The crackdown occurs at the same time as U.S. and UK regulators are stepping up their attempts to improve protections for “mom & pop” investors who are investing more of their wealth in the financial markets as the meme stock phenomena persist
Video calls now fall under little to no formal record-keeping requirements because they are generally regarded as proxies for in-person meetings.
However, Matthew Nunan, a partner at the law firm Gibson, Dunn & Crutcher and a former head of conduct risk for Morgan Stanley in the EMEA region, predicted that authorities would “very likely” start evaluating the possibility of compliance failures involving video calls.
“If client calls are made using Microsoft Teams, [regulators] would anticipate that these calls would be recorded.

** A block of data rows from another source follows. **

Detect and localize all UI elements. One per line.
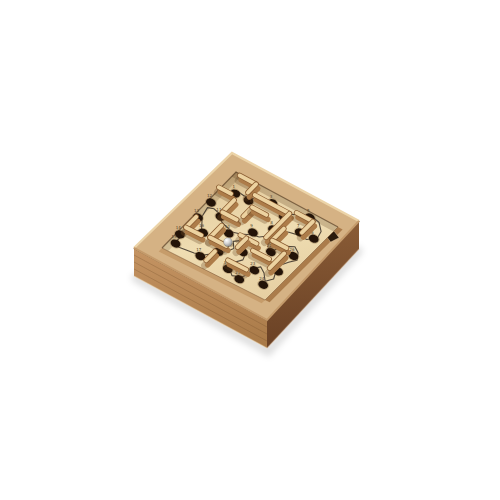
checkpoint-number: 14: [176, 225, 182, 230]
checkpoint-number: 3: [270, 194, 273, 199]
checkpoint-number: 8: [270, 220, 273, 225]
checkpoint-number: 16: [199, 223, 205, 228]
checkpoint-number: 23: [250, 261, 256, 266]
checkpoint-number: 17: [196, 247, 202, 252]
checkpoint-number: 13: [194, 208, 200, 213]
checkpoint-number: 15: [172, 234, 178, 239]
checkpoint-number: 12: [207, 193, 213, 198]
steel-ball: [224, 238, 233, 247]
checkpoint-number: 9: [250, 223, 253, 228]
checkpoint-number: 5: [307, 208, 310, 213]
checkpoint-number: 24: [259, 276, 265, 281]
labyrinth-photo-canvas: 1234567891011121314151617181920212223242…: [0, 0, 500, 500]
product-photo-labyrinth: 1234567891011121314151617181920212223242…: [0, 0, 500, 500]
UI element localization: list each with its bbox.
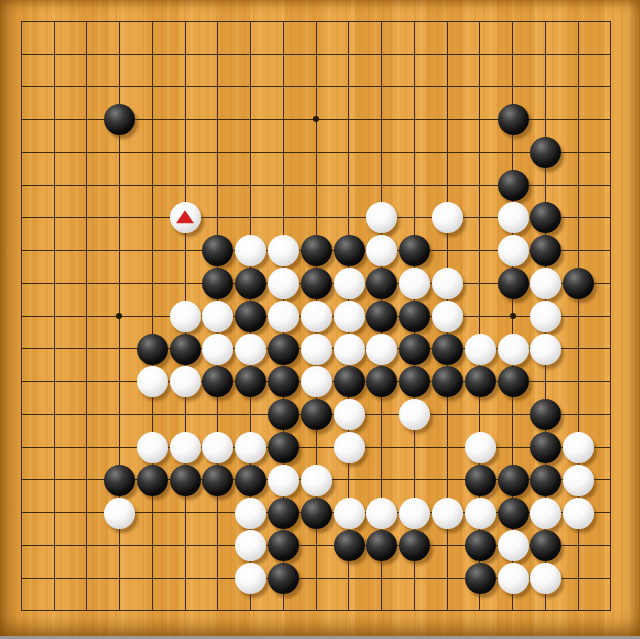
stone-black[interactable] [268,563,299,594]
grid-cell [86,152,119,185]
grid-cell [54,545,87,578]
grid-cell [54,479,87,512]
stone-black[interactable] [137,334,168,365]
grid-cell [185,54,218,87]
stone-black[interactable] [268,366,299,397]
grid-cell [512,54,545,87]
stone-white[interactable] [563,465,594,496]
grid-cell [86,283,119,316]
star-point [510,313,516,319]
grid-cell [348,86,381,119]
stone-white[interactable] [465,498,496,529]
stone-white[interactable] [170,202,201,233]
grid-cell [414,54,447,87]
grid-cell [250,86,283,119]
grid-cell [381,578,414,611]
grid-cell [447,54,480,87]
grid-cell [119,283,152,316]
grid-cell [479,21,512,54]
stone-black[interactable] [235,268,266,299]
stone-black[interactable] [170,465,201,496]
grid-cell [21,217,54,250]
grid-cell [21,447,54,480]
grid-cell [217,152,250,185]
grid-cell [283,185,316,218]
stone-black[interactable] [301,268,332,299]
grid-cell [86,217,119,250]
stone-white[interactable] [465,334,496,365]
grid-cell [447,152,480,185]
stone-white[interactable] [432,301,463,332]
stone-black[interactable] [465,563,496,594]
grid-cell [316,21,349,54]
grid-cell [152,119,185,152]
grid-cell [414,86,447,119]
grid-cell [152,578,185,611]
stone-white[interactable] [235,432,266,463]
stone-black[interactable] [137,465,168,496]
grid-cell [54,152,87,185]
grid-cell [185,21,218,54]
stone-black[interactable] [563,268,594,299]
grid-cell [316,185,349,218]
grid-cell [21,54,54,87]
grid-cell [316,578,349,611]
grid-cell [348,119,381,152]
stone-white[interactable] [366,334,397,365]
stone-black[interactable] [530,432,561,463]
grid-cell [348,152,381,185]
stone-white[interactable] [301,465,332,496]
grid-cell [54,54,87,87]
grid-cell [578,54,611,87]
stone-white[interactable] [170,366,201,397]
grid-cell [86,185,119,218]
stone-white[interactable] [563,432,594,463]
stone-white[interactable] [170,301,201,332]
stone-black[interactable] [268,399,299,430]
grid-cell [185,152,218,185]
grid-cell [578,21,611,54]
stone-black[interactable] [530,137,561,168]
stone-white[interactable] [432,202,463,233]
grid-cell [512,21,545,54]
stone-white[interactable] [268,465,299,496]
stone-white[interactable] [235,563,266,594]
stone-white[interactable] [498,530,529,561]
grid-cell [578,381,611,414]
grid-cell [578,316,611,349]
stone-white[interactable] [498,235,529,266]
stone-white[interactable] [268,301,299,332]
stone-white[interactable] [202,432,233,463]
grid-cell [86,381,119,414]
stone-white[interactable] [399,268,430,299]
stone-white[interactable] [301,366,332,397]
grid-cell [283,119,316,152]
grid-cell [578,348,611,381]
stone-black[interactable] [366,301,397,332]
stone-black[interactable] [235,465,266,496]
grid-cell [119,250,152,283]
stone-white[interactable] [498,334,529,365]
stone-white[interactable] [530,301,561,332]
stone-black[interactable] [399,334,430,365]
grid-cell [316,86,349,119]
grid-cell [414,119,447,152]
grid-cell [86,250,119,283]
grid-cell [21,381,54,414]
stone-black[interactable] [498,498,529,529]
grid-cell [21,185,54,218]
grid-cell [316,54,349,87]
stone-black[interactable] [334,235,365,266]
grid-cell [381,54,414,87]
grid-cell [447,21,480,54]
grid-cell [86,578,119,611]
stone-black[interactable] [301,498,332,529]
grid-cell [54,86,87,119]
stone-black[interactable] [465,366,496,397]
stone-white[interactable] [301,301,332,332]
grid-cell [578,545,611,578]
grid-cell [21,250,54,283]
stone-white[interactable] [334,498,365,529]
grid-cell [578,185,611,218]
grid-cell [578,217,611,250]
grid-cell [21,119,54,152]
stone-black[interactable] [268,530,299,561]
grid-cell [545,21,578,54]
grid-cell [545,54,578,87]
grid-cell [381,86,414,119]
stone-black[interactable] [301,235,332,266]
grid-cell [414,152,447,185]
stone-black[interactable] [465,530,496,561]
grid-cell [545,86,578,119]
grid-cell [54,185,87,218]
stone-black[interactable] [268,498,299,529]
grid-cell [381,119,414,152]
grid-cell [217,86,250,119]
grid-cell [54,348,87,381]
grid-cell [381,152,414,185]
grid-cell [348,21,381,54]
stone-black[interactable] [334,366,365,397]
star-point [313,116,319,122]
grid-cell [283,54,316,87]
grid-cell [54,414,87,447]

The problem, according to him, is how well businesses can create, store, and produce pertinent business documents.
At its annual conference this month, the British Financial Conduct Authority’s executive director for markets, Sarah Pritchard, told attendees that the organization’s supervisory guidelines highlighted a focus on market abuse and the mechanisms used to facilitate such activities.
Certain companies are required to abide by the so-called “FINRA Taping Rule 3170” by the U.S. Financial Industry Regulatory Authority (FINRA), which is responsible for supervising more than 624,000 U.S. broker-dealers.
All telephone talks between registered people and consumers must be tape-recorded for at least three years, with quarterly activity reports submitted to the regulator, in order to avoid unethical acts in the selling or marketing of financial goods.
FINRA declined to comment on the number of businesses covered by the rule or whether video calls were included in its scope.